Venterra Realty has officially bought ilume and ilume Park
Both ilume and ilume park in Oak Lawn now belong to Houston-based Venterra Realty, which bought the two properties from Dallas-based Crosland Group, the original developer.
The deal closed on Monday, Oct. 24, according to Venterra’s chief operating officer, Richard Roos.
ilume opened in 2009, on Cedar Springs Road at Knight Street, with retail/restaurant space on the lower floor, and residential space above that. ilume Park, a “boutique hotel-style apartment community” catering especially to people with dogs, opened in 2013, about a block away from ilume — on Cedar Springs at Douglas Avenue.
From the time ilume was first announced, it — and later ilume Park — sparked concerns that the properties would continue what many saw as the “gentrification” of Oak Lawn, with developers tearing down existing older complexes and homes to make room for expensive, cookie-cutter apartment complexes that would draw in “more straight people” with higher incomes, and drive out the gayborhood’s eclectic existing population.
But Crosland Group owner Luke Crosland pledged from the beginning that he and his company and his properties would work hard to retain the flavor of Oak Lawn and to be a good neighbor and a good partner to the LGBT community here.

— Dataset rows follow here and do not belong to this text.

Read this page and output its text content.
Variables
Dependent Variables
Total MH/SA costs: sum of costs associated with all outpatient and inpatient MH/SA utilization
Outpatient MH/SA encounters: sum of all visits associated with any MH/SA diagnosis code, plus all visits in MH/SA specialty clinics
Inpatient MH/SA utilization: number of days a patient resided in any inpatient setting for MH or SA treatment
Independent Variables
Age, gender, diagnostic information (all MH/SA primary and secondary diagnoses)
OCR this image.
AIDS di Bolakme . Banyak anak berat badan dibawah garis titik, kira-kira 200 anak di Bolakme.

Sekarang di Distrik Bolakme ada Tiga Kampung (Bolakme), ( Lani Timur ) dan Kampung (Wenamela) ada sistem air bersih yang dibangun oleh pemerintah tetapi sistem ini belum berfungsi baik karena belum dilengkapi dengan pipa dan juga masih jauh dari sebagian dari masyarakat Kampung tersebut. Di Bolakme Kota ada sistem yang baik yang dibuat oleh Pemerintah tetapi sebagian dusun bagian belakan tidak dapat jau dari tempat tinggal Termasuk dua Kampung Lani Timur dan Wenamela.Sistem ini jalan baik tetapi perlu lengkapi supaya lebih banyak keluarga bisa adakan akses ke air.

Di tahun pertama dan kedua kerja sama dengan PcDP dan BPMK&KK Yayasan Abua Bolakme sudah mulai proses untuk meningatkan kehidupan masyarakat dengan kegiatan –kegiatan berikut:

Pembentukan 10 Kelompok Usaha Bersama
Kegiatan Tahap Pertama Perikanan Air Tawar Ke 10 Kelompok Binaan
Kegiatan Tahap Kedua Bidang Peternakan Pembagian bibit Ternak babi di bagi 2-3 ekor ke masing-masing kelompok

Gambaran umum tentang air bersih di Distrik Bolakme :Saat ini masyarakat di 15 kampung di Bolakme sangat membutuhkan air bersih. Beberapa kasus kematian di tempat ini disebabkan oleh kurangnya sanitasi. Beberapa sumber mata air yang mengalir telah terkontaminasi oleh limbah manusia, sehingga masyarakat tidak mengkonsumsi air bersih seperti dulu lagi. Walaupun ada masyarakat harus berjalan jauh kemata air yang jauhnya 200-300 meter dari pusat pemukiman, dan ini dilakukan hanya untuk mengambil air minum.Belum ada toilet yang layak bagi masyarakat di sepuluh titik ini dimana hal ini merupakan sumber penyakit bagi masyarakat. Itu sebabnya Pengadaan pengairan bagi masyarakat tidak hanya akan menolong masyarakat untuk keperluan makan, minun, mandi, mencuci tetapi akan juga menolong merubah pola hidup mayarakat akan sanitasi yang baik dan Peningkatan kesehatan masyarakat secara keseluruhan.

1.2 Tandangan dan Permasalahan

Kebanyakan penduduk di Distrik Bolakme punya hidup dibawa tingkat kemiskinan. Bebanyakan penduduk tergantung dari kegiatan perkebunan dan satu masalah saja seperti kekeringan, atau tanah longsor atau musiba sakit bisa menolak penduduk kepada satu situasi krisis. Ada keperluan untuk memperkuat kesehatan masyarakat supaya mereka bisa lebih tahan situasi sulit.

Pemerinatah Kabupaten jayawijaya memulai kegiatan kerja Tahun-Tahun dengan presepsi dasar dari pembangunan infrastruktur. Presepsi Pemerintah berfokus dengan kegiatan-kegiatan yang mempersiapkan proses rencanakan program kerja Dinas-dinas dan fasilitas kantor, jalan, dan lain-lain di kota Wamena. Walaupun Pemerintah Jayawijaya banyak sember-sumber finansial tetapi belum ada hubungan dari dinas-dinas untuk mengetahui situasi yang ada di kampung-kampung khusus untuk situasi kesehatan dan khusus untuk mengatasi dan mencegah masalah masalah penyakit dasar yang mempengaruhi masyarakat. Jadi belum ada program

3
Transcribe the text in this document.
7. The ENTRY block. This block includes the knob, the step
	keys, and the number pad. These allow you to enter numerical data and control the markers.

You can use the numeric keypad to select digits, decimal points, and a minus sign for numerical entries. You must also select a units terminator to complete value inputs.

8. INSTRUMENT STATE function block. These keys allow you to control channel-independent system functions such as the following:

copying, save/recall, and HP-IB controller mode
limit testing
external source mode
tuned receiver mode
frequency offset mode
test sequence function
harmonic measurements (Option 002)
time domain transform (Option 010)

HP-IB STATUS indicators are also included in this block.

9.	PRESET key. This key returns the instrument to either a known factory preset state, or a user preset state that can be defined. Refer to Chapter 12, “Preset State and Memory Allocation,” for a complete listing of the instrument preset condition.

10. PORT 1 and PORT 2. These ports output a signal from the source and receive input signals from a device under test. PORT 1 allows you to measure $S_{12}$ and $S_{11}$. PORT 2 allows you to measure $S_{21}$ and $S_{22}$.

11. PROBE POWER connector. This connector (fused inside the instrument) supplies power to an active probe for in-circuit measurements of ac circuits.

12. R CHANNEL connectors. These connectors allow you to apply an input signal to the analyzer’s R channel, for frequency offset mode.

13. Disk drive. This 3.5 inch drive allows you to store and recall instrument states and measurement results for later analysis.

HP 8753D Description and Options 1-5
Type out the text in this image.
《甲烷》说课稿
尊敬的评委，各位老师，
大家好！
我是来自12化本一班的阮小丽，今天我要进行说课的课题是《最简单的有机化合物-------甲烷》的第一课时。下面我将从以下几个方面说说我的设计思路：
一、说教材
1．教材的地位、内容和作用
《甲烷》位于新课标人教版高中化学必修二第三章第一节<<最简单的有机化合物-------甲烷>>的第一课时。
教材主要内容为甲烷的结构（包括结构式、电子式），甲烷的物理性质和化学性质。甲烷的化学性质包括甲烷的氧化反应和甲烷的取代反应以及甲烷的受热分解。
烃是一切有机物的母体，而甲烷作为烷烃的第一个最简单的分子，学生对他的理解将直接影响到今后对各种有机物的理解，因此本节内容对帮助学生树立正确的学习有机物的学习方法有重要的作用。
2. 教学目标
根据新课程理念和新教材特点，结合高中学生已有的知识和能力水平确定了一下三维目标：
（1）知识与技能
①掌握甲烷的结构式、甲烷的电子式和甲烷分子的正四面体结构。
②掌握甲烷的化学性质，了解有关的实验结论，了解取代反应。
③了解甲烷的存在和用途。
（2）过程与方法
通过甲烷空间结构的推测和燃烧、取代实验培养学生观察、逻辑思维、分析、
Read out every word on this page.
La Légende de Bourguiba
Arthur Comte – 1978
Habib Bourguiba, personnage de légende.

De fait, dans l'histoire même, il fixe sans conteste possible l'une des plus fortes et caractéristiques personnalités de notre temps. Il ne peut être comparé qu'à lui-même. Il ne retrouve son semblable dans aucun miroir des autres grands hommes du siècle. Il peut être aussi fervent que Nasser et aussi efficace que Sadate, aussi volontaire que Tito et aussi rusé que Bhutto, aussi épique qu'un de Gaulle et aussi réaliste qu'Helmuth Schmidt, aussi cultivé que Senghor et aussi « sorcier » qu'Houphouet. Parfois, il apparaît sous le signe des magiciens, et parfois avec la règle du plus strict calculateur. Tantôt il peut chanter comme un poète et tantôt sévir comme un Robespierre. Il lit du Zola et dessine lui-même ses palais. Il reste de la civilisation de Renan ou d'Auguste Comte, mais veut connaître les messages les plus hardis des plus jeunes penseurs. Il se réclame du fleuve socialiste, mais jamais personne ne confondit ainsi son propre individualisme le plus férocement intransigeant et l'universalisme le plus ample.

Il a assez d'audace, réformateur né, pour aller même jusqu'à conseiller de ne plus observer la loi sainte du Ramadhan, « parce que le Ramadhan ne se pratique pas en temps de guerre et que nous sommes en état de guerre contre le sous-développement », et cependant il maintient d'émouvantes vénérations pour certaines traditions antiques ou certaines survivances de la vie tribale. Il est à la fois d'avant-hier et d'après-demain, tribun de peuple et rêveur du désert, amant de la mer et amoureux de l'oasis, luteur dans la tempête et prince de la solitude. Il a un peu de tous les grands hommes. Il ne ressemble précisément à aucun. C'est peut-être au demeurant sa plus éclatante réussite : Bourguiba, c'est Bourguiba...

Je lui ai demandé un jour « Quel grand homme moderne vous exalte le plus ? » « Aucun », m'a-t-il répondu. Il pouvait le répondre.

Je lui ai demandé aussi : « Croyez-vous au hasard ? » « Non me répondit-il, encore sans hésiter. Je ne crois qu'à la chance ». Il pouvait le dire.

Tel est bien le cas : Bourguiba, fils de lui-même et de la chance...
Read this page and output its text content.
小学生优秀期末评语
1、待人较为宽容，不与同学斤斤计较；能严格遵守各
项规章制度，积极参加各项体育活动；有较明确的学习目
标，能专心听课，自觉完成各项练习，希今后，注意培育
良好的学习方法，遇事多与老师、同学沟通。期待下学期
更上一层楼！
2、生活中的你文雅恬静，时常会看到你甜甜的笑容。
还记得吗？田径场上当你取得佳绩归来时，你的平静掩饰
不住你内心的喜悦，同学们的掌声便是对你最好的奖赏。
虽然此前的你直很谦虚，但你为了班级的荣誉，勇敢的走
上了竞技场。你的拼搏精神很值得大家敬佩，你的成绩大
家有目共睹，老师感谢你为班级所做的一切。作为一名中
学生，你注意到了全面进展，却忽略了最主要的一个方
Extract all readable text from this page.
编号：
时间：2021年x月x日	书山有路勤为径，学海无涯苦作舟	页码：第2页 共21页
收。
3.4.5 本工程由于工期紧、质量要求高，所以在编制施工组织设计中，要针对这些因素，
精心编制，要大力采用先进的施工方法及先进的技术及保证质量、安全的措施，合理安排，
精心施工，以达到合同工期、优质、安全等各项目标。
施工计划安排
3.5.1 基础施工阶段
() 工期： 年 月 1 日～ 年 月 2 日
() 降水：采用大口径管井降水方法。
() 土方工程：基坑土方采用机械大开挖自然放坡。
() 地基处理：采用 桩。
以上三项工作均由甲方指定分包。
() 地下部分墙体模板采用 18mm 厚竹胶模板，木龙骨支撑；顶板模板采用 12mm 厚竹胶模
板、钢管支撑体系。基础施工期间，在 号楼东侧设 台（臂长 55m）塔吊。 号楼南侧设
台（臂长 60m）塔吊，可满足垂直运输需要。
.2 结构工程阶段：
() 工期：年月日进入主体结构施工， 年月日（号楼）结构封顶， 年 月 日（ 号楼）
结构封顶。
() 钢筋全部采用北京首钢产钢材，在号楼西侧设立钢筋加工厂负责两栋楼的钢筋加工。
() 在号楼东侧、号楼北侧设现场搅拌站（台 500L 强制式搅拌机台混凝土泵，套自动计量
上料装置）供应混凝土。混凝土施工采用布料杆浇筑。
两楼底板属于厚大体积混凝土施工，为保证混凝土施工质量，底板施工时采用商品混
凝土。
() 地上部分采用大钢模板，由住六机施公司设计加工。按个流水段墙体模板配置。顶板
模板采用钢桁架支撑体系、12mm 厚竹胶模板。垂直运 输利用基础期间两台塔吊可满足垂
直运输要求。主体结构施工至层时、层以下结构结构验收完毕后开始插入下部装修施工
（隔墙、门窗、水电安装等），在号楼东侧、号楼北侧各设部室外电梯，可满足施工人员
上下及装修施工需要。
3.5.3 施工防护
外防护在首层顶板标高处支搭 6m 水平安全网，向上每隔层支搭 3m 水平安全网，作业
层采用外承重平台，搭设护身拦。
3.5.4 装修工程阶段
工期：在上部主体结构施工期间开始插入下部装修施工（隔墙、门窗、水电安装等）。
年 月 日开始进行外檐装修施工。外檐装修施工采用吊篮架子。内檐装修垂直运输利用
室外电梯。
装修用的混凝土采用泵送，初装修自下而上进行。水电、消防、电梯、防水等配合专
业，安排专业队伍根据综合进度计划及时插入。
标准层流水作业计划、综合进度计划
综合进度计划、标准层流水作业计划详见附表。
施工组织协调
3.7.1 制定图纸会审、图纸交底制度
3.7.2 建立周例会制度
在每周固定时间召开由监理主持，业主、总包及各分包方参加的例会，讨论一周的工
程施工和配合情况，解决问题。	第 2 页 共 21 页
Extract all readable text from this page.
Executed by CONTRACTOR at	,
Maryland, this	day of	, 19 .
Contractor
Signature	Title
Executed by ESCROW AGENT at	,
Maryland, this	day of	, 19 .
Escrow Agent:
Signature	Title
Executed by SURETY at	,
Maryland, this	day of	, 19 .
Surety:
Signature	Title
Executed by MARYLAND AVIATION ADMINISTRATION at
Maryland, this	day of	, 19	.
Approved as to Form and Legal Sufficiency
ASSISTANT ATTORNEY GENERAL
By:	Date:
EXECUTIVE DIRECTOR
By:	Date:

It was a promise that Crosland kept.
Roos said this week that the gayborhood doesn’t have to worry about that changing.
“Our focus first and foremost is on our community,” Roos said, referring to the residents at the two properties. “But we know we have to be good citizens in the community around us, too. We didn’t come in here thinking to change things dramatically.”
Roos said that the LGBT community doesn’t need to worry that Venterra will try to change either the make-up of its residents or the make-up of the surrounding community.
As the company does every time it is considering purchasing a property, Roos said, “We’ve done lots of research on these properties and on this area. So if we had been worried at all about this being an LGBT neighborhood, we wouldn’t have bought these properties.
“At Venterra, we’re very good at being very good to all people,” he continued. “We get very high scores on diversity. This is a very diverse neighborhood, and we are a very diverse and inclusive company.”
He said Venterra has three primary pillars of business: Being a great operator (in terms of operating the properties in the most cost efficient and energy efficient way); creating the best possible work experience for Venterra employees, and creating a “better of way of living” for its residengts.
“We see that as being part of our path to success and that’s how we conduct our business,” he said.
There will be some changes happening very soon, Roos said, but those are changes that residents — both residential and retail — will appreciate since they involve updating facilities and catching up on maintenance that has been lagging.
According to a letter sent recently to residents at ilume and ilume Park, initial improvements at ilume are expected to include new carpeting and painting in the hallways, restriping and power washing in the parking lot, a new bike storage area and exterior metalwork repairs and paint. At ilume Park, the company will make enhancements to the dog park area.
Immediate improvements at both properties will include new fitness equipment, new and improved tanning beds, remodeling in the offices and clubhouses including color and decor changes, new landscaping and ground cover, new pool furniture and outdoor sitting area furnishings, and updated Mac computers in the business centers.
Roos said this week that property managers will also start looking at what events and activities they want to put in place as soon as possible for their residents — things like happy hours and re-opening the club room at ilume. Once that has been taken care of, he said, managers will look outward at ways to participate in the larger Oak Lawn community.
“We know the parade is a big event every year in September, and Halloween is another big event. We want to participate in things like that,” Roos said. He also said that at least for the time being, there will be no change in ilume’s arrangement with the North Texas GLBT Chamber of Commerce, in which the chamber offices at the property rent-free.
But really, the only people seeing changes at either property will be the residents, who can expect a higher level of service than before. Whereas The Crosland Group’s main focus is on planning, developing and building such communities, Roos said, Venterra’s primary focus is on managing properties in the most efficient and effective manner possible.
“That’s what we do. We don’t build properties, we manage properties,” he said. “The Crosland Group has been very successful in building properties, and we are very successful at managing properties.”
Because Venterra is focused on property management, Roos said his company has developed a specific process. And while it was “a very hard decision” to make, he said, Venterra chose not to retain employees that had been in place when Crosland owned and operated the properties, because, “By bringing in people who already know our system, we can get the changes we need to make completed as soon as possible.
“I know that there are people who are unhappy with the changes that are being made. I also know there are residents who have been unhappy with the way things have been,” Roos said. “Our job right now is to make the changes we need to make as soon as possible, so that we can make those residents happy to be living at ilume or ilume Park.”
This article appeared in the Dallas Voice print edition October 28, 2016.